1. ## Probability question

a) A man fires 5 rounds of bullets at a target, what is the probability that 3 rounds will hit and 2 will miss?

2. I believe this problem is missing a few bits of data. The probability that a bullet will hit a target is not given. Assuming that the probability of a hit and the probability of a miss are equal (which is very unlikely in reality, since it's usually easier to miss):

probability of hit: 1/2

probability of miss: 1/2

There are many ways wherein you can have 3 hits and 2 misses. One situation is:

1st: hit
2nd: hit
3rd: hit
4th: miss
5th: miss

The probability of this specific occurrence is:

1/2 * 1/2 * 1/2 * 1/2 * 1/2 = 1/32

Now, this isn't the only way to have 3 hits and 2 misses. The number of ways to accomplish this is:

5C3 2C2 = 10

That's combination of 5 taken 3 at a time (take 3 out of the 5 shots and make them hit), multiplied by combination of 2 taken 2 at a time (take 2 out of the 2 remaining shots and make them miss).

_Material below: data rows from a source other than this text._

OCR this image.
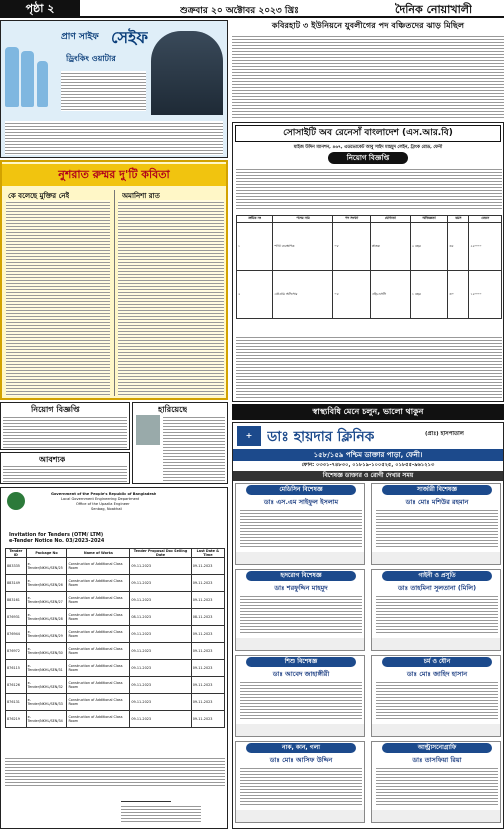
পৃষ্ঠা ২	শুক্রবার ২০ অক্টোবর ২০২৩ খ্রিঃ	দৈনিক নোয়াখালী
প্রাণ সাইফ সেইফ
ড্রিংকিং ওয়াটার
নুশরাত রুম্মর দু'টি কবিতা
কে বলেছে মুক্তির নেই	অমানিশা রাত
নিয়োগ বিজ্ঞপ্তি	হারিয়েছে
আবশ্যক
Government of the People's Republic of Bangladesh
Local Government Engineering Department
Office of the Upazila Engineer
Senbag, Noakhali
Invitation for Tenders (OTM/ LTM)
e-Tender Notice No. 03/2023-2024
Tender ID	Package No	Name of Works	Tender Proposal Doc Selling Date	Last Date & Time
883335	e-Tender/NKHL/SEN/25	Construction of Additional Class Room	09-11-2023	09-11-2023
883149	e-Tender/NKHL/SEN/26	Construction of Additional Class Room	09-11-2023	09-11-2023
883161	e-Tender/NKHL/SEN/27	Construction of Additional Class Room	09-11-2023	09-11-2023
876931	e-Tender/NKHL/SEN/28	Construction of Additional Class Room	08-11-2023	08-11-2023
876944	e-Tender/NKHL/SEN/29	Construction of Additional Class Room	09-11-2023	09-11-2023
876972	e-Tender/NKHL/SEN/30	Construction of Additional Class Room	09-11-2023	09-11-2023
876115	e-Tender/NKHL/SEN/31	Construction of Additional Class Room	09-11-2023	09-11-2023
876126	e-Tender/NKHL/SEN/32	Construction of Additional Class Room	09-11-2023	09-11-2023
876131	e-Tender/NKHL/SEN/33	Construction of Additional Class Room	09-11-2023	09-11-2023
876219	e-Tender/NKHL/SEN/34	Construction of Additional Class Room	09-11-2023	09-11-2023
কবিরহাট ৩ ইউনিয়নে যুবলীগের পদ বঞ্চিতদের ঝাড় মিছিল
সোসাইটি অব রেনেসাঁ বাংলাদেশ (এস.আর.বি)
মাইজ উদিন ম্যানশন, ৪৬৭, এডভোকেট আবু সাইদ মাহমুদ লেইন, ট্রাংক রোড, ফেনী
নিয়োগ বিজ্ঞপ্তি
ক্রমিক নং	পদের নাম	পদ সংখ্যা	যোগ্যতা	অভিজ্ঞতা	বয়স	বেতন
১	শাখা ব্যবস্থাপক	০৮	স্নাতক	২ বছর	৩৫	২৫০০০
২	প্রোগ্রাম অফিসার	০৫	এইচএসসি	১ বছর	৩০	১৫০০০
স্বাস্থ্যবিধি মেনে চলুন, ভালো থাকুন
+	ডাঃ হায়দার ক্লিনিক	(প্রাঃ) হাসপাতাল
১৫৮/১৫৯ পশ্চিম ডাক্তার পাড়া, ফেনী।
ফোন: ০৩৩১-৭৪৮৩০, ০১৮১৯-১০০৫২৫, ০১৮৫৫-৯৬১২১৩
বিশেষজ্ঞ ডাক্তার ও রোগী দেখার সময়
মেডিসিন বিশেষজ্ঞ
ডাঃ এস.এম সাইফুল ইসলাম
সার্জারী বিশেষজ্ঞ
ডাঃ মোঃ মশিউর রহমান
হৃদরোগ বিশেষজ্ঞ
ডাঃ শরফুদ্দিন মাহমুদ
গাইনী ও প্রসূতি
ডাঃ তাহমিনা সুলতানা (মিলি)
শিশু বিশেষজ্ঞ
ডাঃ আবেদ জাহাঙ্গীরী
চর্ম ও যৌন
ডাঃ মোঃ জাহিদ হাসান
নাক, কান, গলা
ডাঃ মোঃ আসিফ উদ্দিন
আল্ট্রাসনোগ্রাফি
ডাঃ তাসফিয়া রিয়া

So the total probability is 10/32.

3. Originally Posted by Misa-Campo
a) A man fires 5 rounds of bullets at a target, what is the probability that 3 rounds will hit and 2 will miss?
Could be anything without more information. If you specify the hit probability for a single round and specify that all rounds have the same chance of hitting and are independent. Then the number of hits has a binomial distribution so the probability of 3 hits from 5 rounds is:

$P(3)=\frac{5!}{3!(5-3)!}p^3(1-p)^2$

where $p$ is the probability that a single round hits.

RonL